Keywords

1 Introduction

Automatic speaker recognition (ASR) system was first introduced by Pruzansky et al. [7]. There are two primary tasks within the speaker recognition (SR), namely speaker identification (SI) and speaker verification (SV). This paper concerns with SI and we have used the terms SI and SR synonymously. A general block diagram for SI and SV is shown in Fig. 1a. The SR can also be classified as text-dependent and text-independent recognition and further divided into open-set and closed-set identification.

Fig. 1
figure 1

Block diagram a for SR and b for MFCC feature extraction

An immense number of features are invented, but at present day the features that are popularly used for robust SR are Linear Predictive Cepstral Coefficient (LPCC) and Perceptual Linear Predictive Cepstral Coefficient (PLPCC) [9], Gammatone Frequency Cepstral Coefficient (GFCC) [11], Mel-Frequency Cepstral Coefficient (MFCC), combination of MFCC and phase information [6], Modified Group Delay Feature (MODGDF) [5], Mel Filter Bank Energy-Based Slope Feature [4], i-Vector [3], Bottleneck Feature of DNN (BF-DNN). In some cases to increase robustness, combined features are developed by fusion of some of these robust features. Some of combined features are LPCC+MFCC, MFCC+GFCC, PLPCC+MFCC+GFCC. The state-of-the-art methods for modeling/classification are Vector Quantization (VQ) [10], Hidden Markov Model (HMM), Gaussian Mixture Model (GMM) [8], GMM-Universal Background Model (GMM-UBM) [1], Support Vector Machine (SVM), Deep Neural Network (DNN) and hybrid models like VQ/GMM, SVM/GMM, HMM/GMM. Among these, the hybrid model HMM/GMM is very useful for SR in noisy environment because HMM isolates the speech feature vectors from the noisy feature vectors and then estimates the multivariate probability density function using GMM in the feature space.

2 Feature Extraction

The first step of SR is feature extraction, also known as front-end processing. It transforms(maps) the raw speech data into the featurespace. The features like MFCC and GFCC are computed using frequency domain analysis and Spectrogram. In our experiment, the MFCC feature is used for SR. The block diagram for extracting MFCC feature is shown in Fig. 1b. The computation of MFCC is discussed briefly as follows:

Pre-emphasis: The speech signal is passed through a HPF to increase the amplitude of high frequency. If s(n) is the speech signal, then it is implemented as \(\tilde{s}(n) = s(n)-\alpha s(n)\), where \(0.9<\alpha <1.\) Generally, the typical value of \(\alpha \) is 0.97.
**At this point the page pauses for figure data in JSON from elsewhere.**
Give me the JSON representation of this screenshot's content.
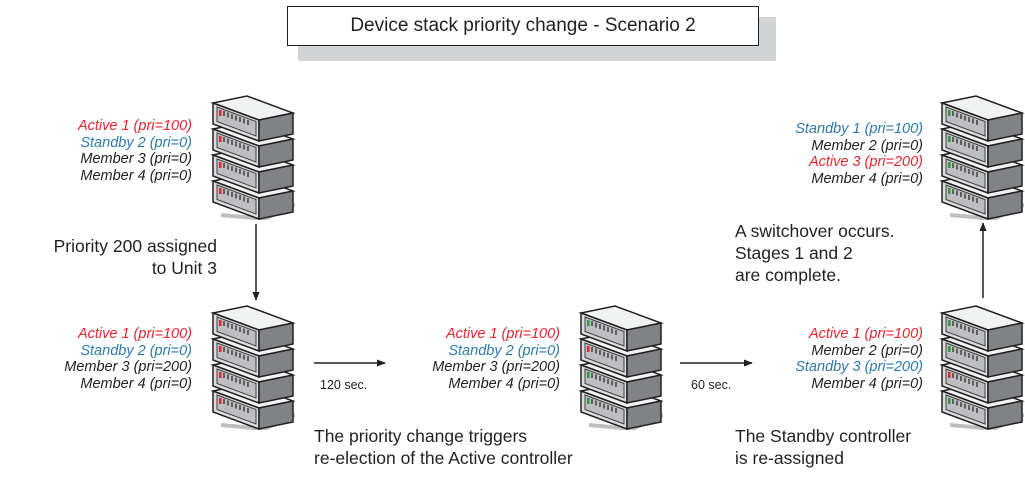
{
  "title": "Device stack priority change - Scenario 2",
  "colors": {
    "active": "#e8262f",
    "standby": "#2b7aab",
    "member": "#231f20"
  },
  "stacks": {
    "initial": {
      "lines": [
        "Active 1 (pri=100)",
        "Standby 2 (pri=0)",
        "Member 3 (pri=0)",
        "Member 4 (pri=0)"
      ]
    },
    "assigned": {
      "lines": [
        "Active 1 (pri=100)",
        "Standby 2 (pri=0)",
        "Member 3 (pri=200)",
        "Member 4 (pri=0)"
      ]
    },
    "reelection": {
      "lines": [
        "Active 1 (pri=100)",
        "Standby 2 (pri=0)",
        "Member 3 (pri=200)",
        "Member 4 (pri=0)"
      ]
    },
    "reassigned": {
      "lines": [
        "Active 1 (pri=100)",
        "Member 2 (pri=0)",
        "Standby 3 (pri=200)",
        "Member 4 (pri=0)"
      ]
    },
    "final": {
      "lines": [
        "Standby 1 (pri=100)",
        "Member 2 (pri=0)",
        "Active 3 (pri=200)",
        "Member 4 (pri=0)"
      ]
    }
  },
  "notes": {
    "priority_assigned": [
      "Priority 200 assigned",
      "to Unit 3"
    ],
    "reelection": [
      "The priority change triggers",
      "re-election of the Active controller"
    ],
    "reassigned": [
      "The Standby controller",
      "is re-assigned"
    ],
    "switchover": [
      "A switchover occurs.",
      "Stages 1 and 2",
      "are complete."
    ]
  },
  "delays": {
    "first": "120 sec.",
    "second": "60 sec."
  }
}
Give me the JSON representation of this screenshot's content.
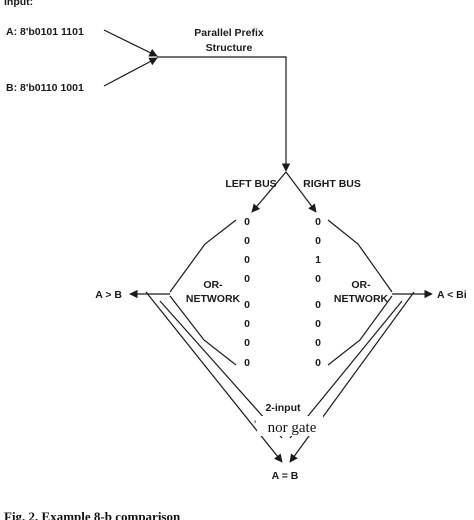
{
  "input_heading": "Input:",
  "input_a": "A:  8'b0101 1101",
  "input_b": "B:  8'b0110 1001",
  "prefix_title": [
    "Parallel Prefix",
    "Structure"
  ],
  "left_bus": "LEFT BUS",
  "right_bus": "RIGHT BUS",
  "left_bits": [
    "0",
    "0",
    "0",
    "0",
    "0",
    "0",
    "0",
    "0"
  ],
  "right_bits": [
    "0",
    "0",
    "1",
    "0",
    "0",
    "0",
    "0",
    "0"
  ],
  "or_network_left": [
    "OR-",
    "NETWORK"
  ],
  "or_network_right": [
    "OR-",
    "NETWORK"
  ],
  "out_gt": "A > B",
  "out_lt": "A < Bi",
  "out_eq": "A = B",
  "nor_title": "2-input",
  "nor_label": "nor gate",
  "caption": "Fig. 2. Example 8-b comparison",
  "colors": {
    "ink": "#1a1a1a",
    "background": "#ffffff"
  }
}
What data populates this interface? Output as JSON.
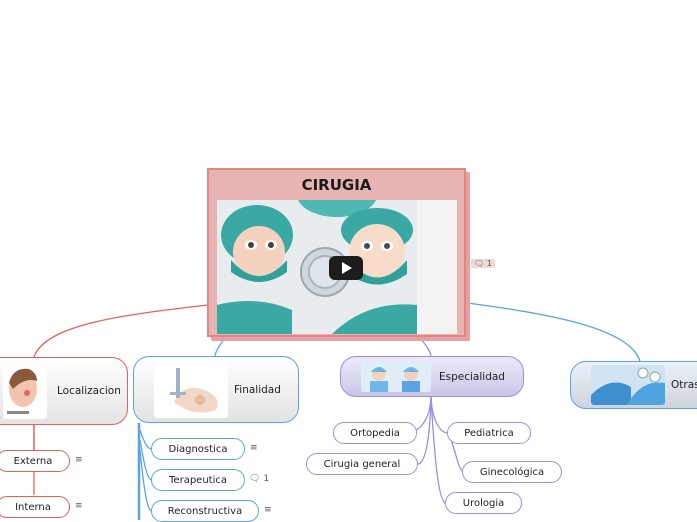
{
  "central": {
    "title": "CIRUGIA",
    "media": "video",
    "comment_count": "1"
  },
  "branches": [
    {
      "label": "Localizacion",
      "color": "#e66060",
      "children": [
        {
          "label": "Externa",
          "note": true
        },
        {
          "label": "Interna",
          "note": true
        }
      ]
    },
    {
      "label": "Finalidad",
      "color": "#5aa4e6",
      "children": [
        {
          "label": "Diagnostica",
          "note": true
        },
        {
          "label": "Terapeutica",
          "comment_count": "1"
        },
        {
          "label": "Reconstructiva",
          "note": true
        }
      ]
    },
    {
      "label": "Especialidad",
      "color": "#9b8fe0",
      "children": [
        {
          "label": "Ortopedia"
        },
        {
          "label": "Cirugia general"
        },
        {
          "label": "Pediatrica"
        },
        {
          "label": "Ginecológica"
        },
        {
          "label": "Urologia"
        }
      ]
    },
    {
      "label": "Otras",
      "color": "#5aa4e6",
      "children": []
    }
  ],
  "icons": {
    "note": "≡",
    "comment": "🗨"
  }
}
Framing: To compute MFCC, short time processing of speech signal is required. The whole speech signal is broken into overlapping frames. Typically, 25–60 ms frame is chosen with the overlap of 15–45 ms.

Window: For Short Time Fourier Transform (STFT) for x(n), where x(n) be a short time frame, we must choose a window function h(n). A typical window function h(n) is given by

$$\begin{aligned} h(n) = \beta - \left( 1-\beta \right) cos\left( \frac{2 \pi n}{N-1}\right) \end{aligned}$$
(1)

where N is the window length. Here, \(\beta = 0.54\) for Hamming window and \(\beta = 0.5\) for Hanning window.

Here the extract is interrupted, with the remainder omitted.